No doubt, it was a risk. The AAUP meeting wasn’t a book fair, and the top priority for presses attending was not formal meetings to discuss new business ventures.
But with risk comes opportunity, and that’s the only way for a start-up to flourish. AAUP offered the chance to meet with publishers who don’t tend to show up in London, New York or even Frankfurt — the mother of all book fairs. These are important American university presses with excellent content that PaperC users need to have — and vice versa, the presses want access to German and European academic markets. That makes PaperC a perfect bridge.
At book fairs, we do a lot of talking. This two-day event was a moment to listen. What do presses need? What do they already do well? What do they need help with, and how can we be that help?
Sitting in on great sessions about eBooks, digital sales and metadata — chaired by household names like Princeton, Stanford, Yale and University of California — I learned a great deal about what’s happening right now inside American university presses.

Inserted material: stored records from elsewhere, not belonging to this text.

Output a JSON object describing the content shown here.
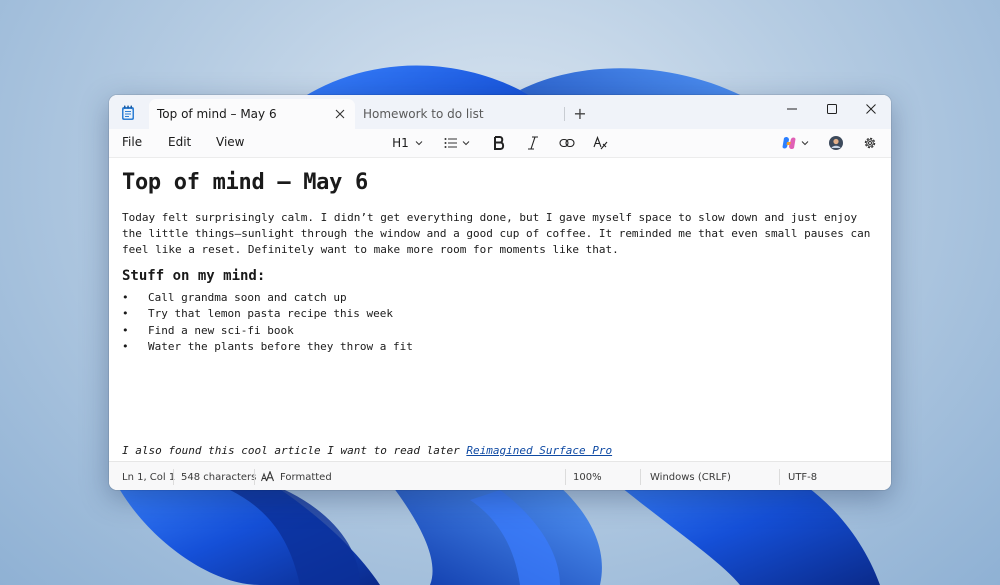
{
  "colors": {
    "accent": "#0f4aa3",
    "wallpaper_bloom": "#1f5fe0"
  },
  "tabs": [
    {
      "label": "Top of mind – May 6",
      "active": true
    },
    {
      "label": "Homework to do list",
      "active": false
    }
  ],
  "titlebar": {
    "new_tab_symbol": "+"
  },
  "menu": {
    "file": "File",
    "edit": "Edit",
    "view": "View"
  },
  "toolbar": {
    "heading_label": "H1",
    "icons": [
      "list-icon",
      "bold-icon",
      "italic-icon",
      "link-icon",
      "clear-formatting-icon",
      "copilot-icon",
      "account-avatar",
      "settings-icon"
    ]
  },
  "document": {
    "title": "Top of mind – May 6",
    "paragraph_lines": [
      "Today felt surprisingly calm. I didn’t get everything done, but I gave myself space to slow down and just enjoy",
      "the little things—sunlight through the window and a good cup of coffee. It reminded me that even small pauses can",
      "feel like a reset. Definitely want to make more room for moments like that."
    ],
    "subheading": "Stuff on my mind:",
    "bullets": [
      "Call grandma soon and catch up",
      "Try that lemon pasta recipe this week",
      "Find a new sci-fi book",
      "Water the plants before they throw a fit"
    ],
    "article_text": "I also found this cool article I want to read later ",
    "article_link": "Reimagined Surface Pro"
  },
  "status": {
    "position": "Ln 1, Col 1",
    "characters": "548 characters",
    "format": "Formatted",
    "zoom": "100%",
    "line_ending": "Windows (CRLF)",
    "encoding": "UTF-8"
  }
}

I did some talking, as well. At a session about “chunking” content (splitting up and selling parts of books), I was given an ad-hoc few minutes to stand before a packed conference room to explain PaperC’s positive experience and strong expertise in page and chapter sales.
The response was overwhelming. Eyes widened, attentions fixed, hands went up. When the session broke up, I had the chance to chat one-on-one with a handful of representatives from various presses, all intensely interested in PaperC’s model of success.
In less than two days, I ran out of a box full of business cards. Towards the end of the conference, there was no more cold introduction, because the PaperC name was already familiar.
This is a vital point. AAUP is a small, important and close-knit group of top-notch university publishers. There is a multiplier effect: talk to one, and you talk to three, which in turn puts you in touch with 5 more. And so on.
I am excited to see what tangible gains come from PaperC’s presence in Chicago. University presses are eager to expand their online offerings, and given PaperC’s easy entry to joining the platform, the range of features and services offered, and the potential revenue to be made, it is a common sense conclusion that PaperC users will, in due time, gain access to invaluable academic content from across the Atlantic.